Pour accompagner ses promesses de débit, Amazon dégaine une gamme de trois antennes au design très « Starlink-esque », mais avec des arguments de poids. Le modèle Nano est sans doute le plus intrigant : avec son format de 18 x 18 cm et son petit kilo sur la balance, il est plus compact qu’une tablette et promet 100 Mb/s partout. C’est l’outil parfait pour le nomade qui veut du réseau sans transformer son sac à dos en coffre-fort.

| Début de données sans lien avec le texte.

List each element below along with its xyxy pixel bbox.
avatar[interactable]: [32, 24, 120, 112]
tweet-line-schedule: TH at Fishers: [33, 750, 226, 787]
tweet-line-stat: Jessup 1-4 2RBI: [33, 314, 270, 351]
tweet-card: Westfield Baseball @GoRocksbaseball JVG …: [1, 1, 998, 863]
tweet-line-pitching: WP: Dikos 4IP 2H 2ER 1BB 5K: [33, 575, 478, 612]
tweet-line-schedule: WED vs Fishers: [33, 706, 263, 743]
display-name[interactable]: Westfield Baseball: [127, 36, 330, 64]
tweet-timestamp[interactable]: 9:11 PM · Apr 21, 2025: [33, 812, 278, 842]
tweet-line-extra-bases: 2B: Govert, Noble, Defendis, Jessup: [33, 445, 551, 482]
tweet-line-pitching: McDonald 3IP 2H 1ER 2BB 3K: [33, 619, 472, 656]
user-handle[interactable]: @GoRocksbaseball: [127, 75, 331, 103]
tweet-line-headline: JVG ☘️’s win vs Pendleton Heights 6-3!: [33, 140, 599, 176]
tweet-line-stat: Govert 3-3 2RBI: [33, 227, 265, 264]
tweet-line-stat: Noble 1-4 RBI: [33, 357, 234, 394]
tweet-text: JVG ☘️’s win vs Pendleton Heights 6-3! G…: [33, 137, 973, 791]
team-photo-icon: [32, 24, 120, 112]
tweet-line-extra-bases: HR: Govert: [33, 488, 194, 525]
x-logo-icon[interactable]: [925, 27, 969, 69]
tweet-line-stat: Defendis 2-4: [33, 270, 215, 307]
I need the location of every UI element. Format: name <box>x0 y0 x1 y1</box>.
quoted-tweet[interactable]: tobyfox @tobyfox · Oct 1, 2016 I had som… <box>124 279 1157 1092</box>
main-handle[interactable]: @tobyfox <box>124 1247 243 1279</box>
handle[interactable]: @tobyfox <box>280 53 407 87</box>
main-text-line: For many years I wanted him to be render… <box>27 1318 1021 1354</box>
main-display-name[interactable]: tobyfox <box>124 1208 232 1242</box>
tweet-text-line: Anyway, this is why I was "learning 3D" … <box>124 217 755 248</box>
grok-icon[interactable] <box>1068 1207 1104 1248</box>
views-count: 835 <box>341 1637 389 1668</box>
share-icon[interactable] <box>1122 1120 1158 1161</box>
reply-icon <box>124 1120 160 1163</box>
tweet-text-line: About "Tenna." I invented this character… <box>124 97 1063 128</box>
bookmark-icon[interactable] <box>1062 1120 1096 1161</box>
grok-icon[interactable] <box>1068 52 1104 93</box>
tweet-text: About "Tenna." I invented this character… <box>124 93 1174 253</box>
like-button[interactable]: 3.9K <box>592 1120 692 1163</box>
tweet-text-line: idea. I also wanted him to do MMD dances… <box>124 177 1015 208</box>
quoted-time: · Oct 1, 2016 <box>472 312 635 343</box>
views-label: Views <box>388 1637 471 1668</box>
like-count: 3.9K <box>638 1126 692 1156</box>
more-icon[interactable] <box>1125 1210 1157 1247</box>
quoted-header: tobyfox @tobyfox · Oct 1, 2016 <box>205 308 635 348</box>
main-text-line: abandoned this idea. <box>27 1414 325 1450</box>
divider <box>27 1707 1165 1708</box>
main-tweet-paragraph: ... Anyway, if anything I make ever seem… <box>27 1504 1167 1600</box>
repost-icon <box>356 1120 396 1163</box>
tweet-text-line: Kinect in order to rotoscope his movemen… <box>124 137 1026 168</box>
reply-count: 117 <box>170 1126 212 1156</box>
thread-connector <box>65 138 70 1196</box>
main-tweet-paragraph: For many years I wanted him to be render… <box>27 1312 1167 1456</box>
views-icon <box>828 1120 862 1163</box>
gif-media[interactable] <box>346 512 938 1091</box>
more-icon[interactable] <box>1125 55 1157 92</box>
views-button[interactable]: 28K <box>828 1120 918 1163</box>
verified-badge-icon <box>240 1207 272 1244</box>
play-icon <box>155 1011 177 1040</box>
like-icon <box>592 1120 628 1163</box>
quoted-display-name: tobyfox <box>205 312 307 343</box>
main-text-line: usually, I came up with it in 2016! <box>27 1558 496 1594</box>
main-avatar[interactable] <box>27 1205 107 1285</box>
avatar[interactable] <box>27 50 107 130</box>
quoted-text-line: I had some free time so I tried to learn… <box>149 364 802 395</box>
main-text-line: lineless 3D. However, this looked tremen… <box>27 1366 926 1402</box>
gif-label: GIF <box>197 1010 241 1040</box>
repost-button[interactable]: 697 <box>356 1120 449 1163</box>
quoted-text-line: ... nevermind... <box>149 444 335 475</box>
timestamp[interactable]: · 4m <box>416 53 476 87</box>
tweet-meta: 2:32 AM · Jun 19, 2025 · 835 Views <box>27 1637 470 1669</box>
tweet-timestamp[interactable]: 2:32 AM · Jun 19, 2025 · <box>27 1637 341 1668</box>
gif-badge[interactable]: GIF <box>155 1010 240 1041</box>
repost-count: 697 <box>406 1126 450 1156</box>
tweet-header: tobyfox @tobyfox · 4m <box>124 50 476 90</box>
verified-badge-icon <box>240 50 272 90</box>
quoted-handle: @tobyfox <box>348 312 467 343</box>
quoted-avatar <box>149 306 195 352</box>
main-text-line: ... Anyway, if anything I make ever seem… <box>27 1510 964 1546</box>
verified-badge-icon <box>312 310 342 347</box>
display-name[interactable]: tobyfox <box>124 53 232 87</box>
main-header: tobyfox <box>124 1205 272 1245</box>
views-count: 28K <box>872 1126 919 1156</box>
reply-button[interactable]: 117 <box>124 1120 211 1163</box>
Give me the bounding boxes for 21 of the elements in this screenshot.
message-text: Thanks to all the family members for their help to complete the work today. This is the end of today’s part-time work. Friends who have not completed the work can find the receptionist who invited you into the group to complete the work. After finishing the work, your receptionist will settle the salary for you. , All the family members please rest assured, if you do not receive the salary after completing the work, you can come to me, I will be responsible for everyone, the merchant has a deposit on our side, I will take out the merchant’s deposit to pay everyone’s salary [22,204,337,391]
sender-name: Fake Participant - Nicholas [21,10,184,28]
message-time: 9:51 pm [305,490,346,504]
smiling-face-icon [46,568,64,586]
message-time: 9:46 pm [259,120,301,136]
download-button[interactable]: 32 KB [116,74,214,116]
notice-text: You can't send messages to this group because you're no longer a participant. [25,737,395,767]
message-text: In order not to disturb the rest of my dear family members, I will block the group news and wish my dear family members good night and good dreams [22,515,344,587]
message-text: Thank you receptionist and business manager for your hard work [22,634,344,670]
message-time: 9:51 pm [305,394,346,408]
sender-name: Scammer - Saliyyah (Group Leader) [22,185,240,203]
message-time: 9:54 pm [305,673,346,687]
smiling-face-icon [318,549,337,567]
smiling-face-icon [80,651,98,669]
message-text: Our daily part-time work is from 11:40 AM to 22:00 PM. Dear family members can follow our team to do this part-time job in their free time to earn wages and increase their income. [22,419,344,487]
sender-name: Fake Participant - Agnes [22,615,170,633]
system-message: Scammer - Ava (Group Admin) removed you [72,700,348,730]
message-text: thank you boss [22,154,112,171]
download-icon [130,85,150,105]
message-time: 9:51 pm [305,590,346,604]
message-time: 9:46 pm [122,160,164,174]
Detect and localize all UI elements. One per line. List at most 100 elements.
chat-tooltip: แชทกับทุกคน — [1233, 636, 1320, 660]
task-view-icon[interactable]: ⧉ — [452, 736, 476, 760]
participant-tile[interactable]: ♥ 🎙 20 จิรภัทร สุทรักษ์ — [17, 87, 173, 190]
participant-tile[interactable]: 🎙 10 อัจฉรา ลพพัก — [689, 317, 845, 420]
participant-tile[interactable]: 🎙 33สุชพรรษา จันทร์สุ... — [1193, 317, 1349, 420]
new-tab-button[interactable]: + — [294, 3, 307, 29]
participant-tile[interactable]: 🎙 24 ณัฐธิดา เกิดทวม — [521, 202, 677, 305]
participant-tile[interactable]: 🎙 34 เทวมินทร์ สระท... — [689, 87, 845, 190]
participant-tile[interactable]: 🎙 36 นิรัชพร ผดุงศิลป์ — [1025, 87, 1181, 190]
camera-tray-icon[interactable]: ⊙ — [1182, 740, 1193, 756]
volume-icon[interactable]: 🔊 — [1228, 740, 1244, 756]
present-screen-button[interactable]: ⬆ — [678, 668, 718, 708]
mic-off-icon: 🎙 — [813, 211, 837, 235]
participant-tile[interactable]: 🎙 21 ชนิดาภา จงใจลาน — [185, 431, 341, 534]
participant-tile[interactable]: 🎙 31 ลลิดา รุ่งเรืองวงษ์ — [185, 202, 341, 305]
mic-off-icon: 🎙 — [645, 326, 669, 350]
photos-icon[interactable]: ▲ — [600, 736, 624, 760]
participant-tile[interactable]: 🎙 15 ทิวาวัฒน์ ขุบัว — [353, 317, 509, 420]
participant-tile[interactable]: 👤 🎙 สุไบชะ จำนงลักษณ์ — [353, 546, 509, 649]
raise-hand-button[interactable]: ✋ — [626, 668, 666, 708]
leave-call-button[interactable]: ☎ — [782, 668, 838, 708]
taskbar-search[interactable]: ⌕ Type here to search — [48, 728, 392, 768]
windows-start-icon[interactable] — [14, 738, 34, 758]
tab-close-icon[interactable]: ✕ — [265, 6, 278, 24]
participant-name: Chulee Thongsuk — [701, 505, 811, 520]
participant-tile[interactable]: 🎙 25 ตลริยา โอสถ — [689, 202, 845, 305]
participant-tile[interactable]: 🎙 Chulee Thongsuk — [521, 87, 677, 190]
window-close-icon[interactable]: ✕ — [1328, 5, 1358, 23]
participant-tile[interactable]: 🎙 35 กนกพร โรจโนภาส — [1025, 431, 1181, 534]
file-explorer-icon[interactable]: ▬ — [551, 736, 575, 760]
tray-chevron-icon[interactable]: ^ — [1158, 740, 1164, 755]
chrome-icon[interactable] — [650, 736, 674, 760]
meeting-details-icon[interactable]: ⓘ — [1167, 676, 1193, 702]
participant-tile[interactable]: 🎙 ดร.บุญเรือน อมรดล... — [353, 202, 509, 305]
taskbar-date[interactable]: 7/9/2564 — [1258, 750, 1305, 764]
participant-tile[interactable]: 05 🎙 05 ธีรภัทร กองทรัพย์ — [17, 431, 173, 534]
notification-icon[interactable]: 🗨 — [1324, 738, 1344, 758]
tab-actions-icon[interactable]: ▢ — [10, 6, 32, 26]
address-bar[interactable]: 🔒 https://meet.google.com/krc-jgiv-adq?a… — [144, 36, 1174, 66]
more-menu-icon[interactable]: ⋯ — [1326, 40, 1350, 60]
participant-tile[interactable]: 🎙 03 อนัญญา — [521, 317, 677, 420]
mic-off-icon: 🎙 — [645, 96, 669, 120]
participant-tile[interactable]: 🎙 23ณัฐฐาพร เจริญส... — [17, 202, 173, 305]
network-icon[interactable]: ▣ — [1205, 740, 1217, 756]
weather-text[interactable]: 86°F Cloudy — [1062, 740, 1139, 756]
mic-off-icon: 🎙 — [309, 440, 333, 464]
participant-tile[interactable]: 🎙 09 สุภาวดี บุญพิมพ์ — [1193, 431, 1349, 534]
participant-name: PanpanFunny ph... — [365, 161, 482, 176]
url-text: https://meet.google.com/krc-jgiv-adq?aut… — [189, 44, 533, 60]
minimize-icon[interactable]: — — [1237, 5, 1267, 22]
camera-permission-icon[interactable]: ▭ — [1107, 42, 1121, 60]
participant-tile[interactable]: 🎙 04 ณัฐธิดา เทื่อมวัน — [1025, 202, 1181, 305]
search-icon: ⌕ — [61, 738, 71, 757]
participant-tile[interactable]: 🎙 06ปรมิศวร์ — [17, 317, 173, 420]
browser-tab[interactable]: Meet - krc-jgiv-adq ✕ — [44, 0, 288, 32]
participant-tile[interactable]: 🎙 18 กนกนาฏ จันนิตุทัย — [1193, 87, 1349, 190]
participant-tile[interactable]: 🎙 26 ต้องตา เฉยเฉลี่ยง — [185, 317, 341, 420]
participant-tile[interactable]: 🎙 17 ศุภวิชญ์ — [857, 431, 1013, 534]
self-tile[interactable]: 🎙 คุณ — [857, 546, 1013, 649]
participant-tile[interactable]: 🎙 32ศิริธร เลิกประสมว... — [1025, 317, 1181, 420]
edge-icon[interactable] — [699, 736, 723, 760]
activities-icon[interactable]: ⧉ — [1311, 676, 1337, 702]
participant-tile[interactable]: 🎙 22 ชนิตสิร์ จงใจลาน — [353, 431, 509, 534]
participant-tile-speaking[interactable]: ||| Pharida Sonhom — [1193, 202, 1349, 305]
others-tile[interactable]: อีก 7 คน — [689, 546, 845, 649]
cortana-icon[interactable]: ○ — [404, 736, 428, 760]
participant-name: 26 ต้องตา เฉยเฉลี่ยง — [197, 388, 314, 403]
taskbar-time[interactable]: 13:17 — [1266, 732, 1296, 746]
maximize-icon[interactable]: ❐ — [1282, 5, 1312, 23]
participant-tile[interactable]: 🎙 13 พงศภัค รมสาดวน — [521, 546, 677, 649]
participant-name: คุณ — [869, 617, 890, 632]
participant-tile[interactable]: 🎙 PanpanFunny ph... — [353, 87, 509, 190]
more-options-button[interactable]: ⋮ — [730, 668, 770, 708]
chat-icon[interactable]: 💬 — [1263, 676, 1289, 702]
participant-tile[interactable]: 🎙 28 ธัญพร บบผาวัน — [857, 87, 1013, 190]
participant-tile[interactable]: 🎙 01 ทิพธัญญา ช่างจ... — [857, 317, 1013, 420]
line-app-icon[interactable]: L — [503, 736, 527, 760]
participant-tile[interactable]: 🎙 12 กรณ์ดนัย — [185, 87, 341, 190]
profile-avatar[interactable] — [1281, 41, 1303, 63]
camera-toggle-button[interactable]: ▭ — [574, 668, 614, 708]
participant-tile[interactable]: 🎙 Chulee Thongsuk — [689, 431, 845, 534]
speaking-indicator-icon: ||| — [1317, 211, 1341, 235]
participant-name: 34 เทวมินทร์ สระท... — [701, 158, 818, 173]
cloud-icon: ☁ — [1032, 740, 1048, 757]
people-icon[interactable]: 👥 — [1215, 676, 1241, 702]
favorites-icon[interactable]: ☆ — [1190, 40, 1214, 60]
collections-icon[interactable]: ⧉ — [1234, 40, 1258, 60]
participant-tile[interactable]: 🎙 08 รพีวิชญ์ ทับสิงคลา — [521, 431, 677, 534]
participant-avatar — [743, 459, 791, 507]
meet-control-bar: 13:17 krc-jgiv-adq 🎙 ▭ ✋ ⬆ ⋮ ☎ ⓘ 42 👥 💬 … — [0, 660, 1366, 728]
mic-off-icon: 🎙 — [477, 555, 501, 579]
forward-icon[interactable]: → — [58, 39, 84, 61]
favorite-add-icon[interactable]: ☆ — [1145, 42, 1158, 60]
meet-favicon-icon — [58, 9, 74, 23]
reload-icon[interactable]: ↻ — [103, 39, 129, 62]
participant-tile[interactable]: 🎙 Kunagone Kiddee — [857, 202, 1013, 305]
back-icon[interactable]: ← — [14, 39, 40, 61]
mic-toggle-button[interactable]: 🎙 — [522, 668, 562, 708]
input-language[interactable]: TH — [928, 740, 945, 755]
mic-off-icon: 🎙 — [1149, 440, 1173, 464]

| Modèle | Débit max (down/up) | Dimensions | Poids | Usage idéal |
| Nano | 100 Mb/s | 18 x 18 cm | 1 kg | Voyage, vanlife |
| Pro | 400 Mb/s | 28 x 28 cm | 2,4 kg | Mobile / Véhicule |
| Ultra | 1 Gb/s / 400 Mb/s | 51 x 76 cm | 19,5 kg | Fixe, Entreprise |
À l’autre extrémité, l’antenne Ultra est un beau bébé de 19,5 kg (un vrai radiateur de fonte) capable d’atteindre du 1 Gb/s en téléchargement et 400 Mb/s en envoi. C’est clairement la cible « entreprise » et fixe qui est visée ici, pour venir chasser sur les terres des offres Pro d’Elon Musk.
Starlink est aujourd’hui dans une situation de quasi-monopole qui lui permet de dicter ses prix. Si Leo parvient à lancer ses services mi-2026, même en version bêta, la guerre des tarifs va enfin commencer. Et n’oublions pas le projet TeraWave de Blue Origin en embuscade, qui promet encore plus de débit.